Traditionally, people collected a whole lot of fractions and analyzed the EVs in them separately, but we are proposing that, ultimately, you need to focus on one EV-containing fraction. You might spend a bit of time optimizing exactly which part of the volume that fraction is, but that’s the way forward – just collecting one fraction, not multiple fractions.


With customers needing to isolate EVs from a wide range of sample volumes, we grew the column range to accommodate the broad spectrum of EV research. While our standard columns cover sample loading volumes from 150 µL to 100 mL, we recently got a contract for isolating EVs from 200 liters. Considering our smallest columns accommodate sample loading volumes of 150 µL, that’s hugely different from starting volumes of 200 L – a difference of 10^6, and a reflection of diversity in the field.


AM: What exciting projects are you working on?


HV: Our goal is to simplify isolation for the end user. As our customers all have very diverse goals, there’s a whole array of things we are doing. We are working on what we think is the largest EV isolation project in the world, in terms of sample volume, which involves total customization and the optimization of several different processing and isolation technologies. Separate to that is the possible development of an 800 nm filter, which was identified through joint research with our partners at AUMC (Amsterdam University Medical Center). The notion is that there are still cell fragments present in blood samples, so a pre-SEC filter step may help further improve isolation. Research is ongoing and the filter hasn’t found its way into commercial development but I expect it will. We expect that the optimal solution will include an 800 nm filter, followed by SEC, followed by concentration of the purified EV-containing isolate.


It's important to distinguish that we are focused on specific isolation – enabling customers to separate their particles of interest from other components in the sample. That is distinct from specific measurement, which is not what we are trying to achieve. Towards this, we are experimenting with different resins that go into our qEV columns, which will give people the ability to further refine their EVs of interest through specialized isolation columns. In addition, we are advancing the instrumentation that goes with the columns, to enable qEV columns to be primed and run in parallel.

AM: How will approaches to EV isolation change as EVs head towards the clinic?


HV: The isolation requirements for EV-based diagnostics and EV-based therapeutics are very different, so the future of EV isolation will split into two pathways. For this reason, we recently launched two services: qEV PurePath for Diagnostics and qEV PurePath for Therapeutics. Growing companies focused on developing clinical applications of EVs have enough on their plate, and developing scalable and efficient isolation methods is just one of them. Outsourcing EV isolation R&D through services like qEV PurePath for Therapeutics and qEV PurePath for Diagnostics therefore offers a viable solution. These services aim to streamline and tailor EV isolation workflows, enabling researchers and companies to concentrate on refining their EV-based products.

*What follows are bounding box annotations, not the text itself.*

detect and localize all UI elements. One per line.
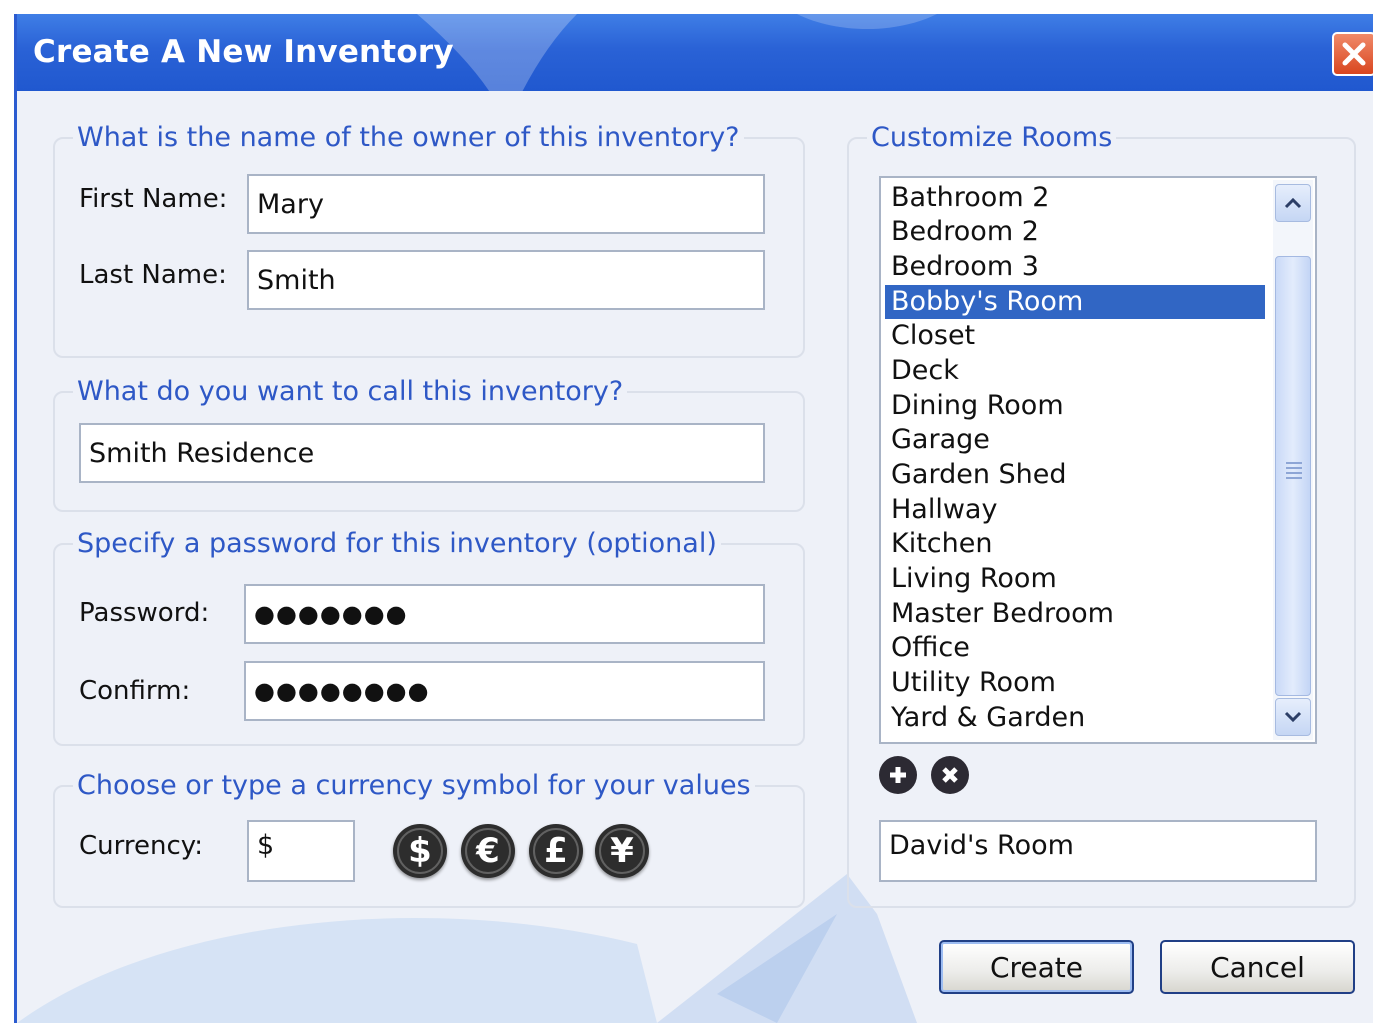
list-item[interactable]: Master Bedroom xyxy=(885,597,1265,631)
create-button[interactable]: Create xyxy=(939,940,1134,994)
close-icon xyxy=(1342,42,1366,66)
password-field[interactable]: ●●●●●●● xyxy=(244,584,765,644)
rooms-scrollbar[interactable] xyxy=(1273,180,1313,740)
cancel-button[interactable]: Cancel xyxy=(1160,940,1355,994)
yen-icon[interactable]: ¥ xyxy=(595,824,649,878)
last-name-field[interactable]: Smith xyxy=(247,250,765,310)
title-bar[interactable]: Create A New Inventory xyxy=(17,14,1373,91)
dollar-icon[interactable]: $ xyxy=(393,824,447,878)
list-item[interactable]: Kitchen xyxy=(885,527,1265,561)
chevron-up-icon xyxy=(1284,197,1302,209)
first-name-label: First Name: xyxy=(79,184,228,214)
list-item[interactable]: Hallway xyxy=(885,493,1265,527)
scroll-thumb[interactable] xyxy=(1275,256,1311,696)
dialog-window: Create A New Inventory What is the name … xyxy=(14,14,1373,1023)
close-button[interactable] xyxy=(1332,32,1373,76)
add-room-button[interactable] xyxy=(879,756,917,794)
list-item[interactable]: Deck xyxy=(885,354,1265,388)
list-item[interactable]: Bathroom 2 xyxy=(885,181,1265,215)
password-legend: Specify a password for this inventory (o… xyxy=(77,528,717,559)
first-name-field[interactable]: Mary xyxy=(247,174,765,234)
inventory-name-field[interactable]: Smith Residence xyxy=(79,423,765,483)
password-label: Password: xyxy=(79,598,210,628)
owner-group: What is the name of the owner of this in… xyxy=(53,122,805,358)
list-item[interactable]: Bedroom 2 xyxy=(885,215,1265,249)
inventory-name-legend: What do you want to call this inventory? xyxy=(77,376,624,407)
scroll-down-button[interactable] xyxy=(1275,698,1311,736)
chevron-down-icon xyxy=(1284,711,1302,723)
currency-field[interactable]: $ xyxy=(247,820,355,882)
list-item[interactable]: Garage xyxy=(885,423,1265,457)
scroll-up-button[interactable] xyxy=(1275,184,1311,222)
list-item-selected[interactable]: Bobby's Room xyxy=(885,285,1265,319)
list-item[interactable]: Utility Room xyxy=(885,666,1265,700)
confirm-label: Confirm: xyxy=(79,676,191,706)
window-title: Create A New Inventory xyxy=(33,34,454,70)
list-item[interactable]: Yard & Garden xyxy=(885,701,1265,735)
list-item[interactable]: Closet xyxy=(885,319,1265,353)
new-room-field[interactable]: David's Room xyxy=(879,820,1317,882)
last-name-label: Last Name: xyxy=(79,260,227,290)
list-item[interactable]: Living Room xyxy=(885,562,1265,596)
remove-icon xyxy=(942,767,958,783)
confirm-password-field[interactable]: ●●●●●●●● xyxy=(244,661,765,721)
rooms-listbox[interactable]: Bathroom 2 Bedroom 2 Bedroom 3 Bobby's R… xyxy=(879,176,1317,744)
list-item[interactable]: Garden Shed xyxy=(885,458,1265,492)
rooms-legend: Customize Rooms xyxy=(871,122,1113,153)
remove-room-button[interactable] xyxy=(931,756,969,794)
currency-legend: Choose or type a currency symbol for you… xyxy=(77,770,751,801)
scroll-grip-icon xyxy=(1286,462,1302,482)
pound-icon[interactable]: £ xyxy=(529,824,583,878)
list-item[interactable]: Office xyxy=(885,631,1265,665)
list-item[interactable]: Bedroom 3 xyxy=(885,250,1265,284)
owner-legend: What is the name of the owner of this in… xyxy=(77,122,740,153)
list-item[interactable]: Dining Room xyxy=(885,389,1265,423)
plus-icon xyxy=(890,767,906,783)
euro-icon[interactable]: € xyxy=(461,824,515,878)
currency-label: Currency: xyxy=(79,831,204,861)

In diagnostics, high-throughput instrumentation will allow qEV Columns to be primed and utilized in parallel, for the isolation of multiple samples at once. In the therapeutics space, size exclusion chromatography forms one part of a wider bioprocess for processing large cell culture volumes. Those looking for GMP-ready qEV columns have extra requirements, so we’ve also been ramping up QC measures and setting up the capacity for additional microbial testing. In summary, future technology will reflect increasingly divergent requirements and a need for expert customization.

Hans van der Voorn was speaking to Anna MacDonald, Senior Science Editor for Technology Networks.